La sconfitta del centrodestra in Sardegna è un caso isolato o è il segno di un «vento che cambia»? «Né l’uno né l’altro, erano elezioni regionali e per rispetto dei cittadini non vanno strumentalizzate a fini di politica nazionale — risponde Massimiliano Fedriga, presidente leghista del Friuli-Venezia Giulia — Comunque, mi pare che il centrodestra abbia preso più voti del centrosinistra».
Sì, . «Gli elettori hanno fatto una valutazione sui candidati. Ma anche qui, Truzzu ha perso per lo 0,4 per cento…».
La sconfitta non deve far riflettere? « Detto che il cambio di orientamento degli elettori mi pare confermi che viviamo in un Paese democratico, torno ad invitare a non piegare il risultato a logiche nazionali. Le valutazioni vanno fatte in Sardegna per capire che cosa non ha funzionato lì».

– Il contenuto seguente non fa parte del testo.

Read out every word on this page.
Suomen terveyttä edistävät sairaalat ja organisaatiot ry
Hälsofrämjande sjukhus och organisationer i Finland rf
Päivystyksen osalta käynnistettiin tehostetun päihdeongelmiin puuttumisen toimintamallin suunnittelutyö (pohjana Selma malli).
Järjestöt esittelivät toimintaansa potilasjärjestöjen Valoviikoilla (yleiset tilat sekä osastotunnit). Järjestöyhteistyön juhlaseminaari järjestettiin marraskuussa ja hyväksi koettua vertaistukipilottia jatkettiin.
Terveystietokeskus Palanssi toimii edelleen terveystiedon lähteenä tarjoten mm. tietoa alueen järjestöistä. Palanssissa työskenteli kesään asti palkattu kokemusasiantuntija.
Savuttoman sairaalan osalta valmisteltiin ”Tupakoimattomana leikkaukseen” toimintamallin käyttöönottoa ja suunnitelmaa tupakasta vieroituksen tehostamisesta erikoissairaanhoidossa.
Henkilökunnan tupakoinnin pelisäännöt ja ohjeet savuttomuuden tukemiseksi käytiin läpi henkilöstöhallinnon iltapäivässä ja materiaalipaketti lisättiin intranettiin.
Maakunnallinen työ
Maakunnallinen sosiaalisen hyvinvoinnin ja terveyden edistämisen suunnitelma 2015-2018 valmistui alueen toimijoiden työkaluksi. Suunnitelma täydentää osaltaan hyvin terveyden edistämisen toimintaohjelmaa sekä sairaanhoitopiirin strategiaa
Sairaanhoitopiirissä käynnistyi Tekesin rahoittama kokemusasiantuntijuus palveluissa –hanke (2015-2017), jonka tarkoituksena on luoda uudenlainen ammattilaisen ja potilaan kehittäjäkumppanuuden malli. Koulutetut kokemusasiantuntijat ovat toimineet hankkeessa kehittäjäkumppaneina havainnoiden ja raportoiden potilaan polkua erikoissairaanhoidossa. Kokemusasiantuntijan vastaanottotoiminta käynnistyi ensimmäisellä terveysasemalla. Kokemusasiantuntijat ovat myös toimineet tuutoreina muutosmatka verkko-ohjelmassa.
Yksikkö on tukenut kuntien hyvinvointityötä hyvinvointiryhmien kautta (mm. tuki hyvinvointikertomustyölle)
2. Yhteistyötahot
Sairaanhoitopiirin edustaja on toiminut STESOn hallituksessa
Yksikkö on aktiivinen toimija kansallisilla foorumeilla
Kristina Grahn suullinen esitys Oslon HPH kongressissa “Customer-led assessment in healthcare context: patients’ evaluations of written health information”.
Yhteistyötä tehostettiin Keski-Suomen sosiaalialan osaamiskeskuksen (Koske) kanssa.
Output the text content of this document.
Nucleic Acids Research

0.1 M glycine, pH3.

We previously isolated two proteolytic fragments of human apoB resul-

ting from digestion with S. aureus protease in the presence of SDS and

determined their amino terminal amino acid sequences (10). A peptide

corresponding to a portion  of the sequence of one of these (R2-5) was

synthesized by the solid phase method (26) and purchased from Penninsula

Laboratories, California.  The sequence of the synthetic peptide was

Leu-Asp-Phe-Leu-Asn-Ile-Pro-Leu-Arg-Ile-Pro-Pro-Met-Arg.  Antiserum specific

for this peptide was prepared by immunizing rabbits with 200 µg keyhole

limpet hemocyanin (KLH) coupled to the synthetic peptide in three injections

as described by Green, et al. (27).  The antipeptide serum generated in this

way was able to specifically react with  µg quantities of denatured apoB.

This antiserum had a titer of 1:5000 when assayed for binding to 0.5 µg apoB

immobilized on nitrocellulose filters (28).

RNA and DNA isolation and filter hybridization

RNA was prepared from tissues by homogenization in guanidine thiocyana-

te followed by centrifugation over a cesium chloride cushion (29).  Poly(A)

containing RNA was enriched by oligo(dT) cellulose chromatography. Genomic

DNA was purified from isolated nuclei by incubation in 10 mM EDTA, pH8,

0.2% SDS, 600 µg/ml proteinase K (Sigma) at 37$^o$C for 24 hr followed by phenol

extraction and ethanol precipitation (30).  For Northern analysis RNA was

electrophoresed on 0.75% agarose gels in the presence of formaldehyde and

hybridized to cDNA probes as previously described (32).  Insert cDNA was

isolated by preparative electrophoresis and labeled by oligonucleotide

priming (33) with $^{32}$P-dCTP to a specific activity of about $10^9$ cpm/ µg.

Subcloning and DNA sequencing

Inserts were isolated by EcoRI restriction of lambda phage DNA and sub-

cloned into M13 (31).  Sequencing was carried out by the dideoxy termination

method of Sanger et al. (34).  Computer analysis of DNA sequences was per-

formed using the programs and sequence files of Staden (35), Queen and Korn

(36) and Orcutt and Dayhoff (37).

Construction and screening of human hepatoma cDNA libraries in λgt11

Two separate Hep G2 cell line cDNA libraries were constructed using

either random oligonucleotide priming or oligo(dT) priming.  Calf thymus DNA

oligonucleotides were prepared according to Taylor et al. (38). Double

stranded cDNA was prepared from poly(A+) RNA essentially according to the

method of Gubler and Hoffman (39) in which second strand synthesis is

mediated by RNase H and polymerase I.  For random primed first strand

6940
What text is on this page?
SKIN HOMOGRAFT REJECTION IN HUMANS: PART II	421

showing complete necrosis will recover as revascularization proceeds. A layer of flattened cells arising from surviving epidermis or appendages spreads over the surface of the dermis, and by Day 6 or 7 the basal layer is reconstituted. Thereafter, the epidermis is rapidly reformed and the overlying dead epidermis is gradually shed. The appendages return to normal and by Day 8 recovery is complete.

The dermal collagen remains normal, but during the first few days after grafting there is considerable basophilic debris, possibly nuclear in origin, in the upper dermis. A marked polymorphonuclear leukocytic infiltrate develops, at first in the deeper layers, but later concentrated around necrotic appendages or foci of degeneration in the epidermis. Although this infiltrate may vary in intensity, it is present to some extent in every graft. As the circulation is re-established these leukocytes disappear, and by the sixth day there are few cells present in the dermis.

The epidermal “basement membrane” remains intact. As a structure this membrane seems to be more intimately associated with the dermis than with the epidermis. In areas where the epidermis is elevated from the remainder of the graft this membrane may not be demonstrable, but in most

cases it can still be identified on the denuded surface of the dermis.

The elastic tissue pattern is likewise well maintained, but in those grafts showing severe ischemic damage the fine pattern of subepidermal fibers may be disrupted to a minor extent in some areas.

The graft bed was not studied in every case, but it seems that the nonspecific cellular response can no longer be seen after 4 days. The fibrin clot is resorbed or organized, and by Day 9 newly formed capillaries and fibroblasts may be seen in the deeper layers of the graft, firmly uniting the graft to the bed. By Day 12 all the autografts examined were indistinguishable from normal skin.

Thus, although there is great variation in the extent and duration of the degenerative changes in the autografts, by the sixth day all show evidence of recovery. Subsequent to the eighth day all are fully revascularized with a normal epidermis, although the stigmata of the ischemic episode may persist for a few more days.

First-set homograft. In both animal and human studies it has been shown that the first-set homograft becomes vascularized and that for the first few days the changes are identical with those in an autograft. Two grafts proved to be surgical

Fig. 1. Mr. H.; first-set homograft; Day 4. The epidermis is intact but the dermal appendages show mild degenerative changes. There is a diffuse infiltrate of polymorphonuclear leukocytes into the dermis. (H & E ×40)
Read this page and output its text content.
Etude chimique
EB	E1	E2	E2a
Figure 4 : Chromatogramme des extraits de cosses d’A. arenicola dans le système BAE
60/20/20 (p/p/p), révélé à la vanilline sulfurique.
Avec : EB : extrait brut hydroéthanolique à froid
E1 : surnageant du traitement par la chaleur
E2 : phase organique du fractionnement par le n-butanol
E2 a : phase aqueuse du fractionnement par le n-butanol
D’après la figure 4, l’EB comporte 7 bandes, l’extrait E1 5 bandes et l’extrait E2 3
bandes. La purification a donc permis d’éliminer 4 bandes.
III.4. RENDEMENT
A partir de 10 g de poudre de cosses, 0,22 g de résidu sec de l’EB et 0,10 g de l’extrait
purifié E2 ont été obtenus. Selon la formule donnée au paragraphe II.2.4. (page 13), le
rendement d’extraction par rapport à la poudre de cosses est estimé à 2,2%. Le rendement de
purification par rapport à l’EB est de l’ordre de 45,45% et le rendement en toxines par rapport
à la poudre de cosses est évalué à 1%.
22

Qual è lo stato di salute del centrodestra nazionale? «Ad oggi il governo mi pare stia dimostrando grande compattezza su tutte le scelte strategiche. Non vedo le tensioni che vengono descritte. Penso che debba continuare il lavoro guardando non a cosa succede domani ma nei prossimi anni».
Cosa intende dire? «Serve una politica di prospettiva. Noi italiani siamo bravissimi nell’emergenza ma continuiamo ad avere problemi nella programmazione strategica. Abbiamo sempre l’occhio puntato sulla prossima elezione e questo ci rende deboli nella competizione internazionale».
Serve uno sguardo lungo. «Non solo. Bisogna anche avere il coraggio di spiegare ai cittadini le scelte difficili che vanno fatte in un’ottica di lealtà. Se invece ci si lancia in promesse (dal reddito di cittadinanza alle pensioni) per conquistare gli elettori non si va molto lontano».
Lo dice anche al suo schieramento, ovviamente? «Certo, tutti devono cambiare logica. Abbandonare le personalizzazioni e pensare al bene del Paese in una visione di lungo termine».
Ma la politica italiana ragiona in altro modo. Per esempio, i leghisti veneti sono molto critici con Matteo Salvini. «Lo spirito di unità è fondamentale. È giusto fare tutte le riflessioni del caso, ma poi bisogna andare avanti con compattezza».
La Lega, però, sta perdendo colpi. «È chiaro che non è più il partito che prendeva il 34 per cento. Ma dobbiamo continuare a costruire con lo spirito che dicevo prima».
Il Ponte sullo Stretto, che ai leghisti del Nord non piace, rientra in questa logica? «Usciamo dalla logica della contrapposizione e pensiamo a ciò che serve per lo sviluppo dell’Italia. Serve il Ponte e serve, se guardo a casa mia, il Corridoio 5 (collegamento tra Venezia, Trieste, Budapest, Leopoli e Kiev)».
«Salvini è al capolinea» dice qualcuno. «Matteo si è preso la responsabilità di guidare il partito in momenti buoni e in momenti difficili. Credo che lo spirito di squadra e di unità debba prevalere».
Nel toto-segretario spiccano i nomi Fedriga e Zaia. «Leggo i retroscena, ma assicuro che sono interessato solo a continuare a fare il presidente della mia Regione».
Non le va di dedicarsi alla politica? «Beh, anche l’amministratore, con le sue scelte, fa politica. Vivo con entusiasmo il ruolo che svolgo adesso. Mi ha cambiato la prospettiva. Mi ha fatto capire che bisogna combattere le idee e non attaccare le persone. Su questo ho commesso degli errori».
Zaia «merita» il terzo mandato? «Credo che sia sbagliato scegliere le regole della partecipazione democratica rispetto alle opportunità dell’uno o dell’altro. La possibilità di scelta per i cittadini viene prima di tutto. Essendo quelle Regionali elezioni dirette, il potere sta nelle mani dei cittadini, limitarlo significa indebolire la partecipazione al processo democratico».
A chi rimpiange la Lega Nord cosa risponde? «Tutto nasce da lì. L’autonomia è una evoluzione della battaglia per dare voce e rappresentanza ai territori. E dobbiamo valorizzare questo concetto sempre di più».